Como não cessam os pensamentos, e demoram a cessar os cigarros, permito-me acender mais dois antes de sair para almoçar. Sempre torcendo para que não me atrapalhem, para que os pensamentos não me escorram pelos dedos, não percam seu encanto. Sou fascinado por esses filmes, essas fotografias, que, tal como o bom cinema, me torturam, me alegram e me entristecem. Nada mais preciso que cigarros, algo que beber e algo que pensar.
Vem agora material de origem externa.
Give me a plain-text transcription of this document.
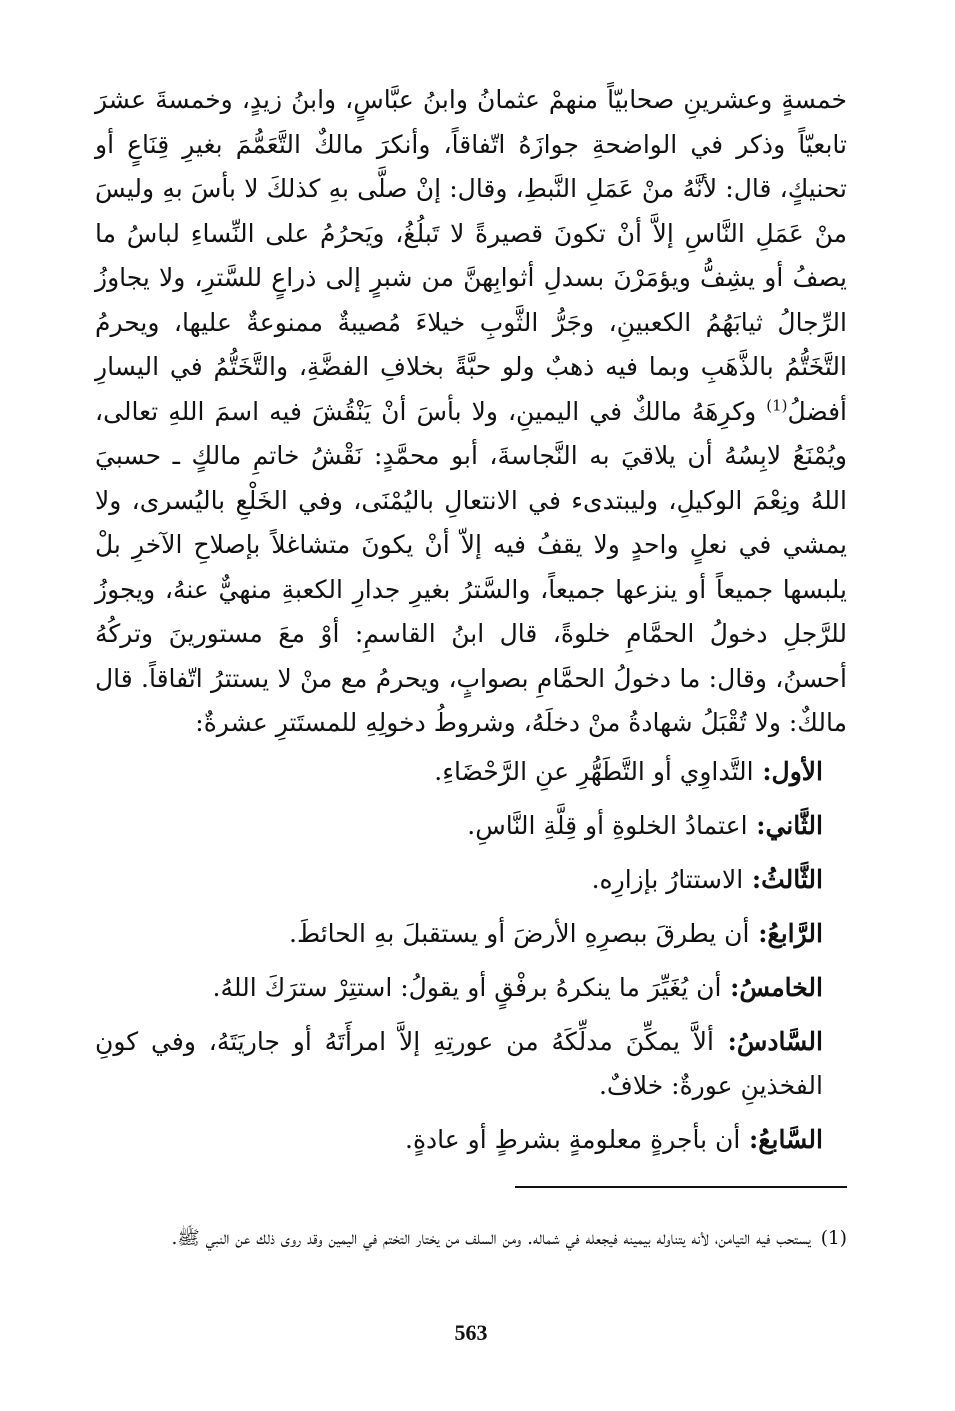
خمسةٍ وعشرينِ صحابيّاً منهمْ عثمانُ وابنُ عبَّاسٍ، وابنُ زيدٍ، وخمسةَ عشرَ تابعيّاً وذكر في الواضحةِ جوازَهُ اتّفاقاً، وأنكرَ مالكٌ التَّعَمُّمَ بغيرِ قِنَاعٍ أو تحنيكٍ، قال: لأنَّهُ منْ عَمَلِ النَّبطِ، وقال: إنْ صلَّى بهِ كذلكَ لا بأسَ بهِ وليسَ منْ عَمَلِ النَّاسِ إلاَّ أنْ تكونَ قصيرةً لا تَبلُغُ، ويَحرُمُ على النِّساءِ لباسُ ما يصفُ أو يشِفُّ ويؤمَرْنَ بسدلِ أثوابِهنَّ من شبرٍ إلى ذراعٍ للسَّترِ، ولا يجاوزُ الرِّجالُ ثيابَهُمُ الكعبينِ، وجَرُّ الثَّوبِ خيلاءَ مُصيبةٌ ممنوعةٌ عليها، ويحرمُ التَّخَتُّمُ بالذَّهَبِ وبما فيه ذهبٌ ولو حبَّةً بخلافِ الفضَّةِ، والتَّخَتُّمُ في اليسارِ أفضلُ$^{(1)}$ وكرِهَهُ مالكٌ في اليمينِ، ولا بأسَ أنْ يَنْقُشَ فيه اسمَ اللهِ تعالى، ويُمْنَعُ لابِسُهُ أن يلاقيَ به النَّجاسةَ، أبو محمَّدٍ: نَقْشُ خاتمِ مالكٍ ـ حسبيَ اللهُ ونِعْمَ الوكيلِ، وليبتدىء في الانتعالِ باليُمْنَى، وفي الخَلْعِ باليُسرى، ولا يمشي في نعلٍ واحدٍ ولا يقفُ فيه إلاّ أنْ يكونَ متشاغلاً بإصلاحِ الآخرِ بلْ يلبسها جميعاً أو ينزعها جميعاً، والسَّترُ بغيرِ جدارِ الكعبةِ منهيٌّ عنهُ، ويجوزُ للرَّجلِ دخولُ الحمَّامِ خلوةً، قال ابنُ القاسمِ: أوْ معَ مستورينَ وتركُهُ أحسنُ، وقال: ما دخولُ الحمَّامِ بصوابٍ، ويحرمُ مع منْ لا يستترُ اتّفاقاً. قال مالكٌ: ولا تُقْبَلُ شهادةُ منْ دخلَهُ، وشروطُ دخولِهِ للمستَترِ عشرةٌ:

الأول: التَّداوِي أو التَّطَهُّرِ عنِ الرَّحْضَاءِ.

الثَّاني: اعتمادُ الخلوةِ أو قِلَّةِ النَّاسِ.

الثَّالثُ: الاستتارُ بإزارِه.

الرَّابعُ: أن يطرقَ ببصرِهِ الأرضَ أو يستقبلَ بهِ الحائطَ.

الخامسُ: أن يُغَيِّرَ ما ينكرهُ برفْقٍ أو يقولُ: استتِرْ سترَكَ اللهُ.

السَّادسُ: ألاَّ يمكِّنَ مدلِّكَهُ من عورتِهِ إلاَّ امرأَتَهُ أو جاريَتَهُ، وفي كونِ الفخذينِ عورةٌ: خلافٌ.

السَّابعُ: أن بأجرةٍ معلومةٍ بشرطٍ أو عادةٍ.

(1)يستحب فيه التيامن، لأنه يتناوله بيمينه فيجعله في شماله. ومن السلف من يختار التختم في اليمين وقد روى ذلك عن النبي ﷺ.

563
No caminho para o almoço, fumo outro cigarro. Este é amargo, sob o calor do sol, quase religioso, automático. Ocorre que me encontro num impasse, sob o jugo de perder ou perder, e me recuso a aceitar. Não há o que possa lhe dizer que vá me alegrar, sobre o que eu possa pensar quando do último cigarro madrugada adentro. Não há perdão, nem sequer justiça; só há um silêncio que se amplia perenemente e que grita dentro da minha mente. São muitos cigarros. Permito-me levar à boca outro no retorno ao trabalho e quantos mais forem necessários até o fim do expediente. Acompanhados de água, de suco, de leite, desacompanhados. Quando me encontro desenfadado, o que não raro o estou, penso em marcar a pele com a brasa do cujo. Conseguiria resistir ao calor? A dor gritaria mais alto que este silêncio?
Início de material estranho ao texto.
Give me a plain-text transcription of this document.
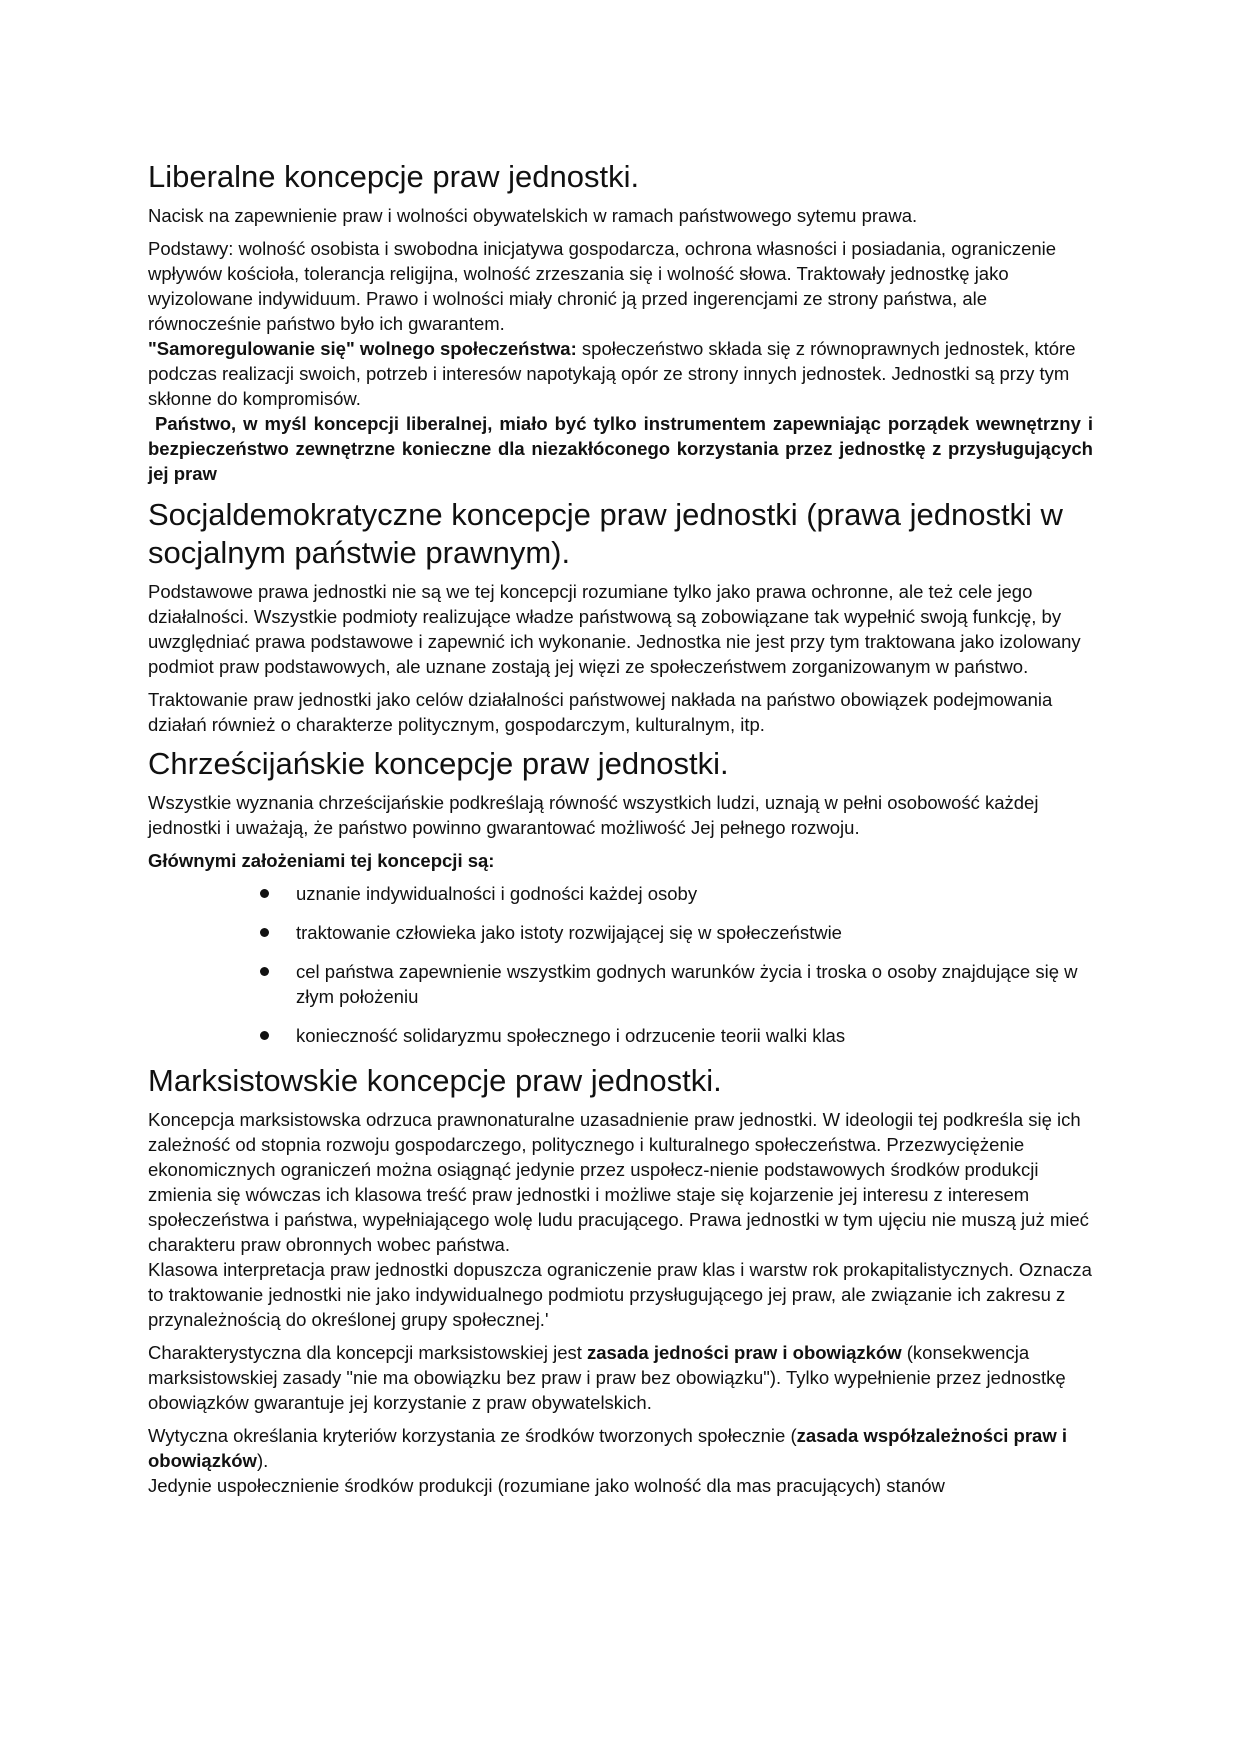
Liberalne koncepcje praw jednostki.

Nacisk na zapewnienie praw i wolności obywatelskich w ramach państwowego sytemu prawa.

Podstawy: wolność osobista i swobodna inicjatywa gospodarcza, ochrona własności i posiadania, ograniczenie wpływów kościoła, tolerancja religijna, wolność zrzeszania się i wolność słowa. Traktowały jednostkę jako wyizolowane indywiduum. Prawo i wolności miały chronić ją przed ingerencjami ze strony państwa, ale równocześnie państwo było ich gwarantem.

"Samoregulowanie się" wolnego społeczeństwa: społeczeństwo składa się z równoprawnych jednostek, które podczas realizacji swoich, potrzeb i interesów napotykają opór ze strony innych jednostek. Jednostki są przy tym skłonne do kompromisów.

Państwo, w myśl koncepcji liberalnej, miało być tylko instrumentem zapewniając porządek wewnętrzny i bezpieczeństwo zewnętrzne konieczne dla niezakłóconego korzystania przez jednostkę z przysługujących jej praw

Socjaldemokratyczne koncepcje praw jednostki (prawa jednostki w socjalnym państwie prawnym).

Podstawowe prawa jednostki nie są we tej koncepcji rozumiane tylko jako prawa ochronne, ale też cele jego działalności. Wszystkie podmioty realizujące władze państwową są zobowiązane tak wypełnić swoją funkcję, by uwzględniać prawa podstawowe i zapewnić ich wykonanie. Jednostka nie jest przy tym traktowana jako izolowany podmiot praw podstawowych, ale uznane zostają jej więzi ze społeczeństwem zorganizowanym w państwo.

Traktowanie praw jednostki jako celów działalności państwowej nakłada na państwo obowiązek podejmowania działań również o charakterze politycznym, gospodarczym, kulturalnym, itp.

Chrześcijańskie koncepcje praw jednostki.

Wszystkie wyznania chrześcijańskie podkreślają równość wszystkich ludzi, uznają w pełni osobowość każdej jednostki i uważają, że państwo powinno gwarantować możliwość Jej pełnego rozwoju.

Głównymi założeniami tej koncepcji są:

uznanie indywidualności i godności każdej osoby
traktowanie człowieka jako istoty rozwijającej się w społeczeństwie
cel państwa zapewnienie wszystkim godnych warunków życia i troska o osoby znajdujące się w złym położeniu
konieczność solidaryzmu społecznego i odrzucenie teorii walki klas
Marksistowskie koncepcje praw jednostki.

Koncepcja marksistowska odrzuca prawnonaturalne uzasadnienie praw jednostki. W ideologii tej podkreśla się ich zależność od stopnia rozwoju gospodarczego, politycznego i kulturalnego społeczeństwa. Przezwyciężenie ekonomicznych ograniczeń można osiągnąć jedynie przez uspołecz-nienie podstawowych środków produkcji zmienia się wówczas ich klasowa treść praw jednostki i możliwe staje się kojarzenie jej interesu z interesem społeczeństwa i państwa, wypełniającego wolę ludu pracującego. Prawa jednostki w tym ujęciu nie muszą już mieć charakteru praw obronnych wobec państwa.

Klasowa interpretacja praw jednostki dopuszcza ograniczenie praw klas i warstw rok prokapitalistycznych. Oznacza to traktowanie jednostki nie jako indywidualnego podmiotu przysługującego jej praw, ale związanie ich zakresu z przynależnością do określonej grupy społecznej.'

Charakterystyczna dla koncepcji marksistowskiej jest zasada jedności praw i obowiązków (konsekwencja marksistowskiej zasady "nie ma obowiązku bez praw i praw bez obowiązku"). Tylko wypełnienie przez jednostkę obowiązków gwarantuje jej korzystanie z praw obywatelskich.

Wytyczna określania kryteriów korzystania ze środków tworzonych społecznie (zasada współzależności praw i obowiązków).

Jedynie uspołecznienie środków produkcji (rozumiane jako wolność dla mas pracujących) stanów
Tornei-me aos cigarros porque, impossibilitado de perder ou perder e não desejando o desfecho que não planejei, só me resta sentir. Aflorar minhas mágoas, minhas raivas, minhas saudades, meus êxtases. Permitir que transbordem e afundem para exalá-los como fumaça, a máxima lembrança de algo que já não o é mais. Os cigarros me entendem, eles me saciam. Às escondidas, fumo alguns cigarros de noite e guardo a preferência para o derradeiro, ritualístico. Já não há frescor, somente significado. E quando nem os próprios cigarros, ah! meus desejados!, me bastam, torno à escrita.
O segundo semestre de 2013 foi o período
recente da minha vida em que, diante das situações negativas, convergi-as para
um único ponto: um blog.
Não apenas um blog, mas um espaço em que pude expressar
minhas emoções e sentimentos e construir um ambiente de memórias.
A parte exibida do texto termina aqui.